Because you are His children, God has sent the Spirit of his Son into your hearts, crying, Abba, Father. (Galatians 4:6
1 Samuel 10:17-27
Samuel summoned the people of Israel to the Lord at Mizpah and said to them, "This is what the Lord, the God of Israel, says: 'I brought Israel up out of Egypt, and I delivered you from the power of Egypt and all the kingdoms that oppressed you.' But you have now rejected your God, who saves you out of all your calamities and distresses. And you have said, 'No, set a king over us.' So now present yourselves before the Lord by your tribes and clans."
When Samuel brought all the tribes of Israel near, the tribe of Benjamin was chosen. Then he brought forward the tribe of Benjamin, clan by clan, and Matri's clan was chosen. Finally Saul son of Kish was chosen. But when they looked for him, he was not to be found. So they inquired further of the Lord, "Has the man come here yet?"And the Lord said, "Yes, he has hidden himself among the baggage."

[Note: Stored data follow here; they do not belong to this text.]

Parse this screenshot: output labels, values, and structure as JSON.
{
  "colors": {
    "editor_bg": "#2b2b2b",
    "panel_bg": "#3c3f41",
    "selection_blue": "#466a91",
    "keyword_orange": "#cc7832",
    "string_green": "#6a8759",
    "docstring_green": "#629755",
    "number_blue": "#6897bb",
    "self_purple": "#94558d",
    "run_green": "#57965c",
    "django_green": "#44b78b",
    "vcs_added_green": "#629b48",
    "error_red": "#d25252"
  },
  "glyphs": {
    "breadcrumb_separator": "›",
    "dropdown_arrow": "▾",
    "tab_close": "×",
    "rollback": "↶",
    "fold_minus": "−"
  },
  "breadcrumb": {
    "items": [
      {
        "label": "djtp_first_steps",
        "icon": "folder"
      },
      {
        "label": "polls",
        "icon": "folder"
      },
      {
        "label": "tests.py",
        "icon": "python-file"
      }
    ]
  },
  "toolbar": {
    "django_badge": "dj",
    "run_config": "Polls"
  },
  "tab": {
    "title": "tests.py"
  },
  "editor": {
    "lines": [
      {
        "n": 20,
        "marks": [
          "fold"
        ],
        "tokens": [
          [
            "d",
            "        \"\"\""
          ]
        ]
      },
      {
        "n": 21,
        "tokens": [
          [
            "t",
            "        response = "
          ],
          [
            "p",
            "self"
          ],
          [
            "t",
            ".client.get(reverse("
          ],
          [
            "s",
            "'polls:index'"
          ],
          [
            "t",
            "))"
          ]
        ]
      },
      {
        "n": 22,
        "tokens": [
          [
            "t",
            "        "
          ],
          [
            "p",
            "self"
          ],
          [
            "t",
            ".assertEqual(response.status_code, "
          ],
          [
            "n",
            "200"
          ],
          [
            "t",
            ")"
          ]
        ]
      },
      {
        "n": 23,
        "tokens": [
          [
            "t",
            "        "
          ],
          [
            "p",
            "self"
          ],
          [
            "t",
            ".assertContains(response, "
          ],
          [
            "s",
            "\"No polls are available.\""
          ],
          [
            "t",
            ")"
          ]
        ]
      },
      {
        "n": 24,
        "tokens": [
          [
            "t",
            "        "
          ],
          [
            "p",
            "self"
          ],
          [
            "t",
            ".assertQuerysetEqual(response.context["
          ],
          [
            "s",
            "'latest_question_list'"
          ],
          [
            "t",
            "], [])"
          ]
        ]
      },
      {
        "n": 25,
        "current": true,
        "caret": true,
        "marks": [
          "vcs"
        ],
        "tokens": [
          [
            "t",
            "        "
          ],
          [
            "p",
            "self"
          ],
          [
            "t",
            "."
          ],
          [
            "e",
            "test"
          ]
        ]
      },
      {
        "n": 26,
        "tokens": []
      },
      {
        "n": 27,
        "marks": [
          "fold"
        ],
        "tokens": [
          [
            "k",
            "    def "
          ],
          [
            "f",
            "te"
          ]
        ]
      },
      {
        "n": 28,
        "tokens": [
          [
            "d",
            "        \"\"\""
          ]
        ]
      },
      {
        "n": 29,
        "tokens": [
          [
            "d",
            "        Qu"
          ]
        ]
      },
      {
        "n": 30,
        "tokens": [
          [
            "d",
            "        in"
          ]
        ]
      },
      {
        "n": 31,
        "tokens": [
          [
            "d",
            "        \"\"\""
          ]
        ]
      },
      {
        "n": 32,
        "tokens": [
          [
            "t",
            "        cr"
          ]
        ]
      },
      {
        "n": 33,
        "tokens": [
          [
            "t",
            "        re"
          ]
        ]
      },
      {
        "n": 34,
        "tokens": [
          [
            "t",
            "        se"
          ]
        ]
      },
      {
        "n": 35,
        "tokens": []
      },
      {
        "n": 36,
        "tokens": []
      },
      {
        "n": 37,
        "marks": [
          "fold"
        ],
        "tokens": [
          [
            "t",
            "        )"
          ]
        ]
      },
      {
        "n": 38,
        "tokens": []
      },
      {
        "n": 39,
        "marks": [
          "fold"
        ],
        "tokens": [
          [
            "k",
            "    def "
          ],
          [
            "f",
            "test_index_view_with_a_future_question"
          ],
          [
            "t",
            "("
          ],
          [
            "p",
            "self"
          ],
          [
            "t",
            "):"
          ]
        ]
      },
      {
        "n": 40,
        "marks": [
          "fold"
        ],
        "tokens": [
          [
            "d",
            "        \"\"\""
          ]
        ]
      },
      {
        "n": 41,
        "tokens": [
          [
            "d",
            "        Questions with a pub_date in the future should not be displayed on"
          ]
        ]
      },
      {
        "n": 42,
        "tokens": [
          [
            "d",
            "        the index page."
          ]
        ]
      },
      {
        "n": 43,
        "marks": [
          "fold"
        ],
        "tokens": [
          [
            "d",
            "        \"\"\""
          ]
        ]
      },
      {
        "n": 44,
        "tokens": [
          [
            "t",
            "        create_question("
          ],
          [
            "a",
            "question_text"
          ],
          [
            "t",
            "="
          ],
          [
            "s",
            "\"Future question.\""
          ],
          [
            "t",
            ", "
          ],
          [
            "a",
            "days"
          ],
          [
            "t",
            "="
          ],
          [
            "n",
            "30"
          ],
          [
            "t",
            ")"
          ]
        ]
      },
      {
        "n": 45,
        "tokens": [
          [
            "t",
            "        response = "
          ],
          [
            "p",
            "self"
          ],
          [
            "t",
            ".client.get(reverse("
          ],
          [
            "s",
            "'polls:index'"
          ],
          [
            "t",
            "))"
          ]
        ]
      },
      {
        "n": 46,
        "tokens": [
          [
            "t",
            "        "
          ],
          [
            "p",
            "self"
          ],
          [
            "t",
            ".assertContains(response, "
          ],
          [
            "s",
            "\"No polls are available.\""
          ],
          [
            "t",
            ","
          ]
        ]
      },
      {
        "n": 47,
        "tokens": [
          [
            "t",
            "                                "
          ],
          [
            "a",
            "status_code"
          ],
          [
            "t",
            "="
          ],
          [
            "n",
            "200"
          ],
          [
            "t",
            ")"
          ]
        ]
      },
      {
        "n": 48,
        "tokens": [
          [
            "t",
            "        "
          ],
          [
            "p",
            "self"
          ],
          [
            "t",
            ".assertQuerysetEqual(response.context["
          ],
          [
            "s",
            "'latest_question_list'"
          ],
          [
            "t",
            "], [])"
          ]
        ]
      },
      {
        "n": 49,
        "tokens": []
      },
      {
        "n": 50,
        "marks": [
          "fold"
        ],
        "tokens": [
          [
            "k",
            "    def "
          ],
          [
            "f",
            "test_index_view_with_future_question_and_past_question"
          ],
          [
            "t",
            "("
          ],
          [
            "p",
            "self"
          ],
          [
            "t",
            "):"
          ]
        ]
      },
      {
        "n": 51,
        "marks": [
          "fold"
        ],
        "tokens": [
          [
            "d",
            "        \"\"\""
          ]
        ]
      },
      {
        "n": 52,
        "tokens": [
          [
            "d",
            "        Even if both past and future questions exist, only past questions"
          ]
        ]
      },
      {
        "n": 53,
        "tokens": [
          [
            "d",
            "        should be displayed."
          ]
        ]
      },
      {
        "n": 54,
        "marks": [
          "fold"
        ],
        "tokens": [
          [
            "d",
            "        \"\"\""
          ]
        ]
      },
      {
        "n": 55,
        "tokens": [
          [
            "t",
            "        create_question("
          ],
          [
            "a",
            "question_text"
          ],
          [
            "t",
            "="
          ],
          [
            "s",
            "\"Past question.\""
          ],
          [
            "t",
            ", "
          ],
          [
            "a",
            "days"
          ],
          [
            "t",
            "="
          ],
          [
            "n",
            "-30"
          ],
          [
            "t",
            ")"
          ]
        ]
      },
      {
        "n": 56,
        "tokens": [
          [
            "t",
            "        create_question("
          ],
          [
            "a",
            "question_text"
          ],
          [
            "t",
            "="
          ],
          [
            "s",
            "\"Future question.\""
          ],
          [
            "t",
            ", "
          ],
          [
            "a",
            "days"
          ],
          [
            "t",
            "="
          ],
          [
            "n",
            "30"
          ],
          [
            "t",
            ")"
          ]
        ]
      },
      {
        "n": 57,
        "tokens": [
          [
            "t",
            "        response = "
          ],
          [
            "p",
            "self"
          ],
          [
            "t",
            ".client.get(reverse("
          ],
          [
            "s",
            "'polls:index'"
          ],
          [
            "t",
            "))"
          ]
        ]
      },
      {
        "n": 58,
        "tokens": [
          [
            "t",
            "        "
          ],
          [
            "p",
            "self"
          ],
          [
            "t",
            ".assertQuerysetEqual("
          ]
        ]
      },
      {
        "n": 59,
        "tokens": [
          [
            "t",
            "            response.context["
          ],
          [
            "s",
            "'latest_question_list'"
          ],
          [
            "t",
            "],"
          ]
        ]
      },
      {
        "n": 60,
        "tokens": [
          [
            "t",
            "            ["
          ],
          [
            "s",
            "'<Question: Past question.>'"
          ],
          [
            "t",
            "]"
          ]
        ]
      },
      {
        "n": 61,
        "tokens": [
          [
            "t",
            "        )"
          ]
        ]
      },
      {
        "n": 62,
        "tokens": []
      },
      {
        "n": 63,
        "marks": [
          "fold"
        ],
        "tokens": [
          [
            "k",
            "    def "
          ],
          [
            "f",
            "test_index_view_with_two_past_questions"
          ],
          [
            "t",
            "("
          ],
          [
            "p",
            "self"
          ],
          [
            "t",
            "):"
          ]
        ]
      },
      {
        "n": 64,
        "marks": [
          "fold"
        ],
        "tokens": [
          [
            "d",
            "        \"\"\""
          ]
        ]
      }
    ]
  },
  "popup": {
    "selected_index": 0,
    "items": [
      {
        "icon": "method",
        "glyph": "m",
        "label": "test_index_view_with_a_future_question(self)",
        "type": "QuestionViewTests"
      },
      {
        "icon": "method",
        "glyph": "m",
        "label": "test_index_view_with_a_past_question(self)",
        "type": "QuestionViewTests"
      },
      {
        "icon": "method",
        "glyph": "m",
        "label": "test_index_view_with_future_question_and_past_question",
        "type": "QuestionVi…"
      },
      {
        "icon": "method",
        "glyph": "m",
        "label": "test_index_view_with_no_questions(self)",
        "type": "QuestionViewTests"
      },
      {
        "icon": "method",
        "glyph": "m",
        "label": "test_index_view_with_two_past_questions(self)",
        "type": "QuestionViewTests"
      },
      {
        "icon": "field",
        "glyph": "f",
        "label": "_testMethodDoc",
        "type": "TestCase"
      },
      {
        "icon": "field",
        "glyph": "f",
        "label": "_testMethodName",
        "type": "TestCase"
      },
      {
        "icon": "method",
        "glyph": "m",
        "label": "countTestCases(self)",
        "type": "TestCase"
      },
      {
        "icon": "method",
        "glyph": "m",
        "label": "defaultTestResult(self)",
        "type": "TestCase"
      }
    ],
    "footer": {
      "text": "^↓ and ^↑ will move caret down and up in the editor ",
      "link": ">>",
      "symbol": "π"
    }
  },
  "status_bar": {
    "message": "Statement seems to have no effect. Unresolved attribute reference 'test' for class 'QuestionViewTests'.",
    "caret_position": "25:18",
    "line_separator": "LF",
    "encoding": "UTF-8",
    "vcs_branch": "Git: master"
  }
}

They ran and brought him out, and as he stood among the people he was a head taller than any of the others. Samuel said to all the people, "Do you see the man the Lord has chosen? There is no one like him among all the people."

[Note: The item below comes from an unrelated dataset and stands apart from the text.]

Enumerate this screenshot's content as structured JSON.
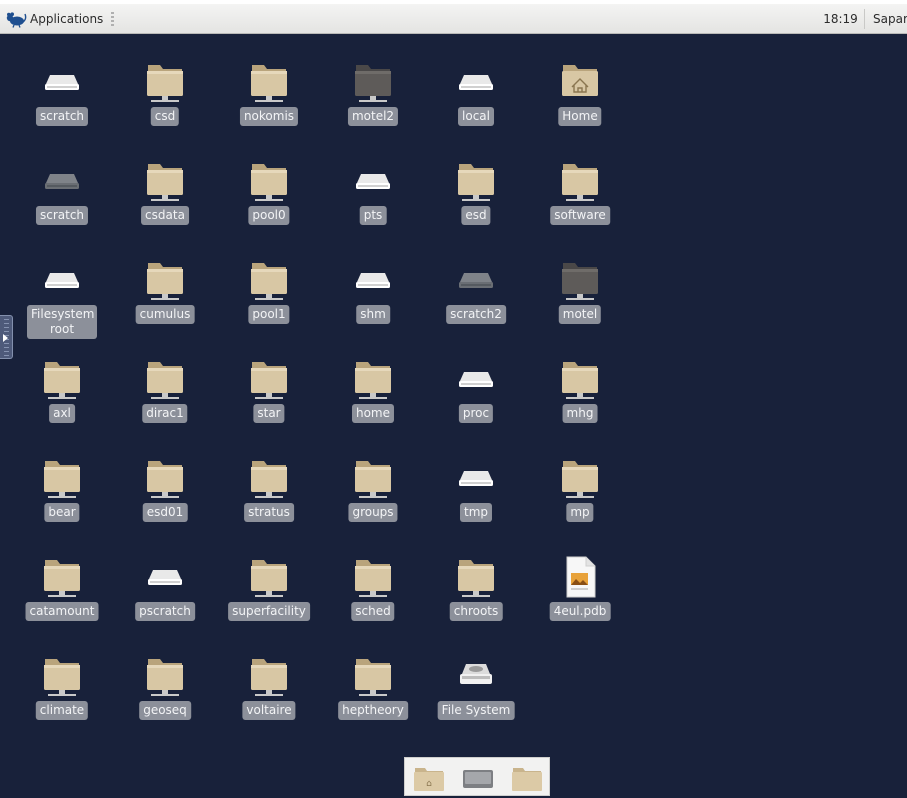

Then the people shouted, "Long live the king!"
Samuel explained to the people the regulations of the kingship. He wrote them down on a scroll and deposited it before the Lord. Then Samuel dismissed the people, each to his own home.
Saul also went to his home in Gibeah, accompanied by valiant men whose hearts God had touched. But some troublemakers said, "How can this fellow save us?" They despised him and brought him no gifts. But Saul kept silent.
Notes on the Scripture
Both Samuel and Saul himself seem to have misgivings about the events of this fateful day in 1020 B.C. Samuel believes that a king would not be necessary if the Hebrew people had sufficient faith in God, but the great majority of them demand a king, primarily to increase the military efficiency of their armies. Also, they apparently want to be like other nations.
Saul, on the other hand, is simply blindsided. He's a young man from a good, but not prominent, family — really just a "regular guy" from an upper-middle-class background. His one distinction is that he is unusually tall. But he is completely unprepared to be told, one day, that he is the King of Israel — his great expectation on his journey was that he would be able to find his father's donkeys!
And the political problems begin immediately. Samuel writes a rudimentary constitution, a set of regulations for the monarch. But some people don't like the choice and immediately begin grumbling about it, refusing to honor Saul with gifts.